Entre dos desiertos ardientes
La semana pasada volvía de un viaje a Tucson cuando Dianna, una gran amiga.

La semana pasada volvía de un viaje a Tucson cuando Dianna, una gran amiga, me lanzó una pregunta aparentemente inocente: “¿Hace calor en Mexicali?”
No pude evitar reírme. No una risita cortés, sino una carcajada honesta, de esas que brotan cuando alguien subestima la furia de mi desierto. Le dije que una de las pocas razones por las que no lloré al dejar Mexicali fue porque el clima de Arizona se le parece tanto que, por un momento, pensé que no me había ido.
Amo el desierto. Será porque encuentro una belleza brutal en su hostilidad. En Mexicali, agosto no es solo un mes, es un rito de fuego que solo los cachanillas entienden.
Cuando Dianna preguntó por la temperatura, respondí sin rodeos: “En agosto, en ocasiones rebasamos los 50 grados”. Me miró con los ojos bien abiertos. “¿Y tienes refrigeración?”, preguntó con auténtica preocupación. Me reí de nuevo, más fuerte esta vez. Le dije que si no tuviera aire acondicionado, ya estaría calcinada. Uno no soporta el verano. Uno sobrevive.
Y sin embargo, hay algo entrañable y casi adictivo en ese calor aplastante. Los cachanillas hemos aprendido a reírnos de él. A convertirlo en parte de nuestra identidad. En el fondo, sabemos que si puedes con un agosto en Mexicali, puedes con casi cualquier cosa. Los arizonenses lo entienden bien; aquí también se te queman los pies y se te funde la conciencia.
Mientras manejaba, pensaba en la Beatriz de los agostos en Mexicali, cuando la sombra se convertía en un tesoro y tocar el volante sin quemarse era mi superpoder. Los asientos de vinil eran una trampa silenciosa: jamás te sientes en ellos en agosto. Las joyas, anillos y cadenas se quitan al subir al carro, porque con el calor se convierten en lenguas de fuego. El calor no se evita. Se enfrenta.
En mi ciudad, durante el verano, nadie juzga una cerveza fría a las once de la mañana. Porque cuando el sol aprieta, el reloj pierde autoridad y todo se vale. Eso es lo que tanto amo. Cerveza en la mañana, al mediodía, en la noche.
En las casas cachanillas, los abanicos de techo no son un adorno, son parte de la arquitectura emocional del hogar. Hay uno en cada habitación, y si el presupuesto lo permite, hasta en el baño. En Mexicali, el confort no se negocia; se ventila.
Agosto no perdona. Salir con sandalias de plástico puede terminar en suelas derretidas. Cocinar después de las once de la mañana es exponerse a una cocina convertida en caldera.

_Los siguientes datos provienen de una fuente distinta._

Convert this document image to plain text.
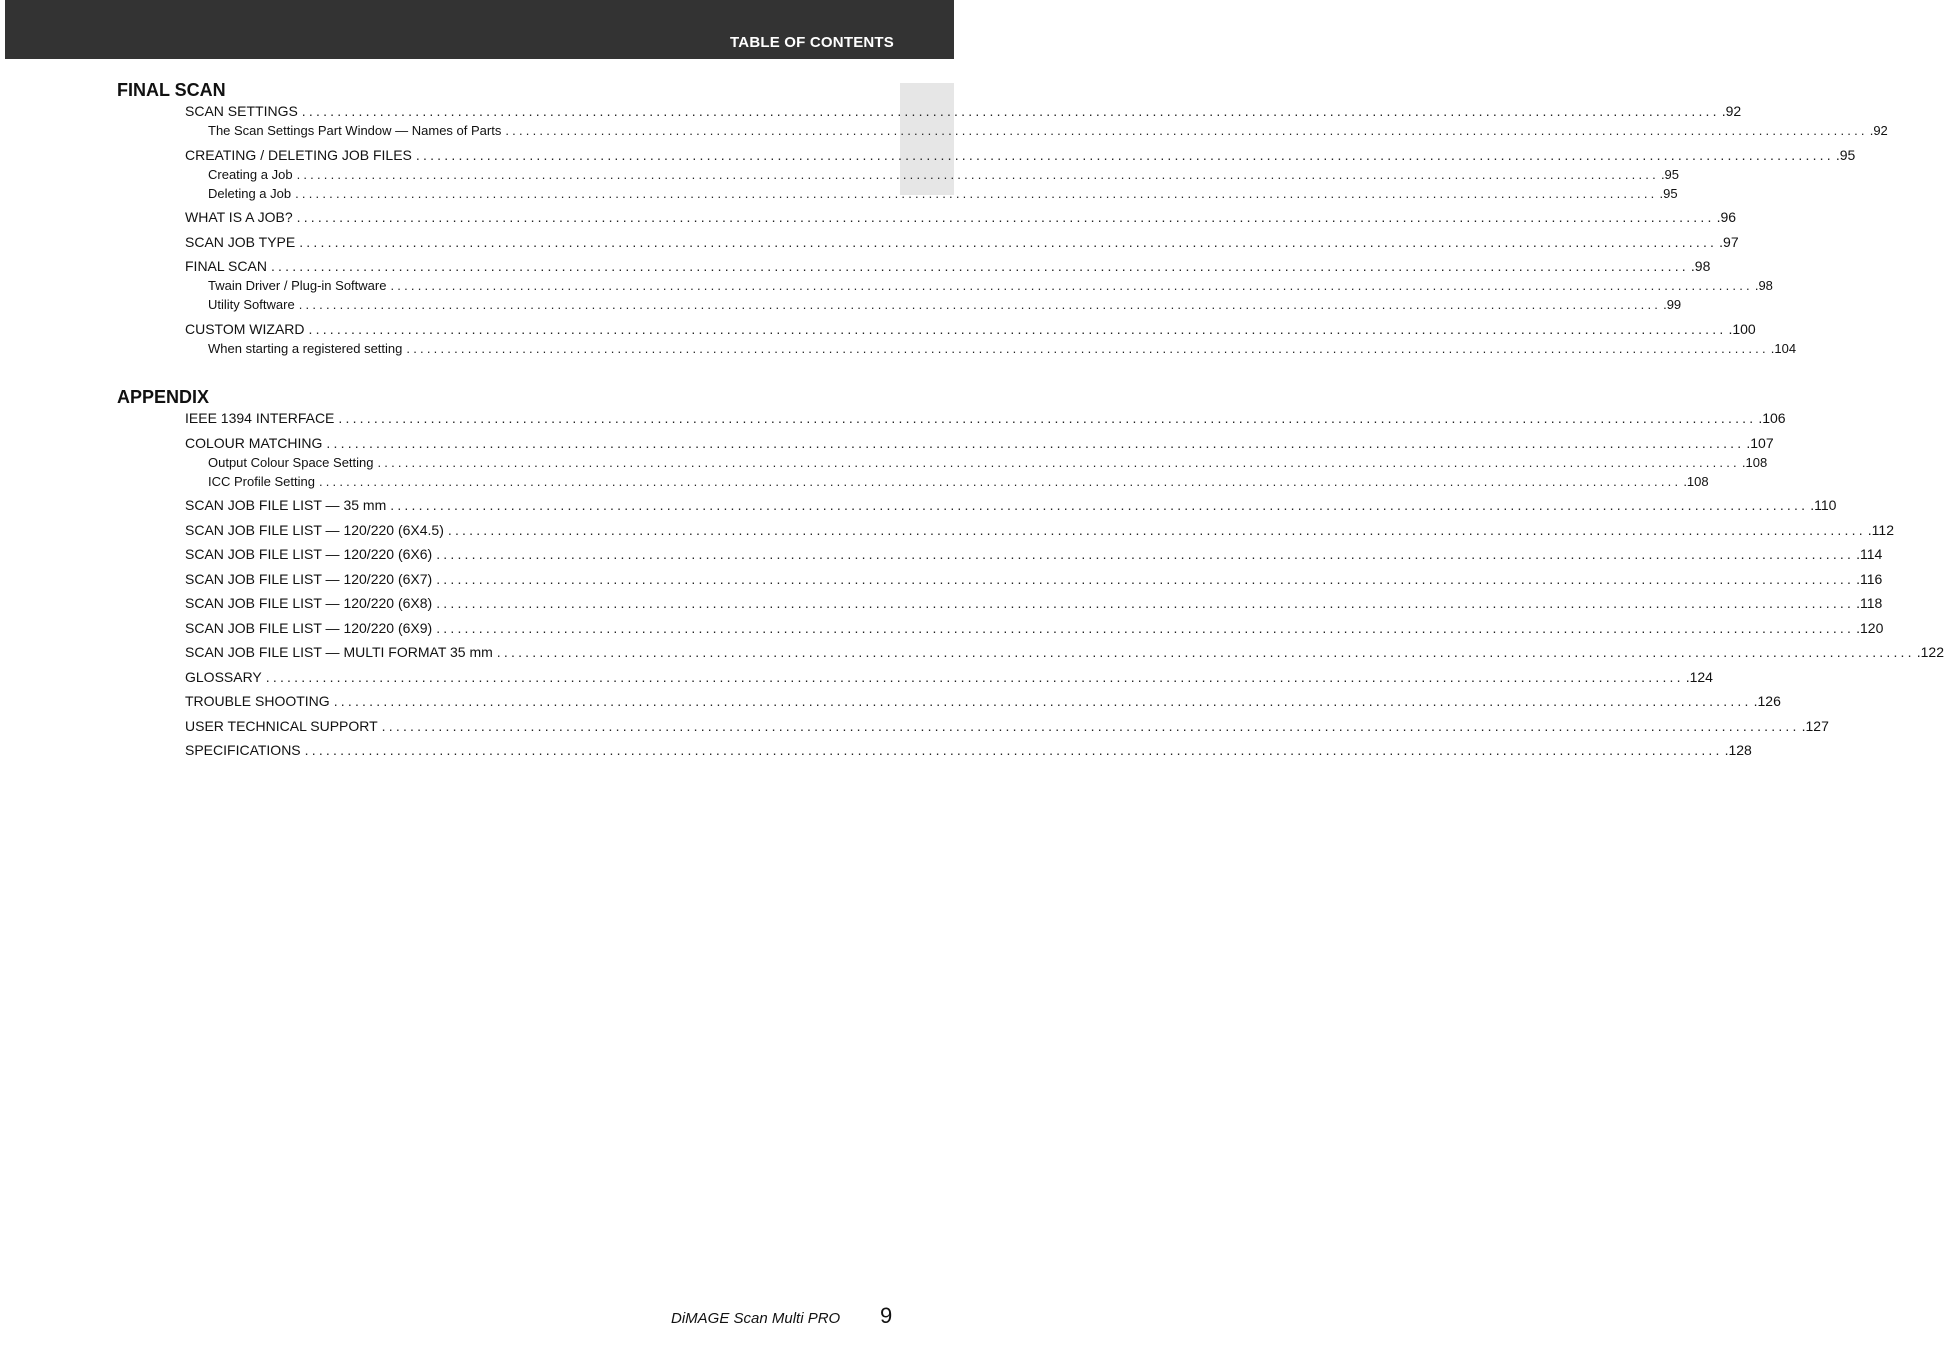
TABLE OF CONTENTS
FINAL SCAN
SCAN SETTINGS ........................................................................................................................................................................................................ .92
The Scan Settings Part Window — Names of Parts ........................................................................................................................................................................................................ .92
CREATING / DELETING JOB FILES ........................................................................................................................................................................................................ .95
Creating a Job ........................................................................................................................................................................................................ .95
Deleting a Job ........................................................................................................................................................................................................ .95
WHAT IS A JOB? ........................................................................................................................................................................................................ .96
SCAN JOB TYPE ........................................................................................................................................................................................................ .97
FINAL SCAN ........................................................................................................................................................................................................ .98
Twain Driver / Plug-in Software ........................................................................................................................................................................................................ .98
Utility Software ........................................................................................................................................................................................................ .99
CUSTOM WIZARD ........................................................................................................................................................................................................ .100
When starting a registered setting ........................................................................................................................................................................................................ .104
APPENDIX
IEEE 1394 INTERFACE ........................................................................................................................................................................................................ .106
COLOUR MATCHING ........................................................................................................................................................................................................ .107
Output Colour Space Setting ........................................................................................................................................................................................................ .108
ICC Profile Setting ........................................................................................................................................................................................................ .108
SCAN JOB FILE LIST — 35 mm ........................................................................................................................................................................................................ .110
SCAN JOB FILE LIST — 120/220 (6X4.5) ........................................................................................................................................................................................................ .112
SCAN JOB FILE LIST — 120/220 (6X6) ........................................................................................................................................................................................................ .114
SCAN JOB FILE LIST — 120/220 (6X7) ........................................................................................................................................................................................................ .116
SCAN JOB FILE LIST — 120/220 (6X8) ........................................................................................................................................................................................................ .118
SCAN JOB FILE LIST — 120/220 (6X9) ........................................................................................................................................................................................................ .120
SCAN JOB FILE LIST — MULTI FORMAT 35 mm ........................................................................................................................................................................................................ .122
GLOSSARY ........................................................................................................................................................................................................ .124
TROUBLE SHOOTING ........................................................................................................................................................................................................ .126
USER TECHNICAL SUPPORT ........................................................................................................................................................................................................ .127
SPECIFICATIONS ........................................................................................................................................................................................................ .128
DiMAGE Scan Multi PRO 9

Algunos conductores se cubren el brazo izquierdo con un trapo para evitar que el sol se los chamusque en los semáforos. Los que no lo hacen andan como el yin y el yang: mitad quemados, mitad blancos. Olvidar algo en el carro es condenarlo. Una vez, unas gafas de sol quedaron como queso Oaxaca, y mi tarjeta de crédito terminó tan blanda como chapopote.
Aun así, sigo amando a Mexicali, su agosto brutal, su desierto altanero. Es mi recuerdo más bello.
Mientras conducía, le dije a Dianna: “Tienes que conocer mi ciudad algún día, así como yo conocí la tuya y aprendí a quererla”.
Guardé silencio mientras cruzábamos la carretera de Tucson a Phoenix.
Pensé: Así es mi vida ahora…dividida entre dos desiertos ardientes.
*- La autora es periodista inmigrante.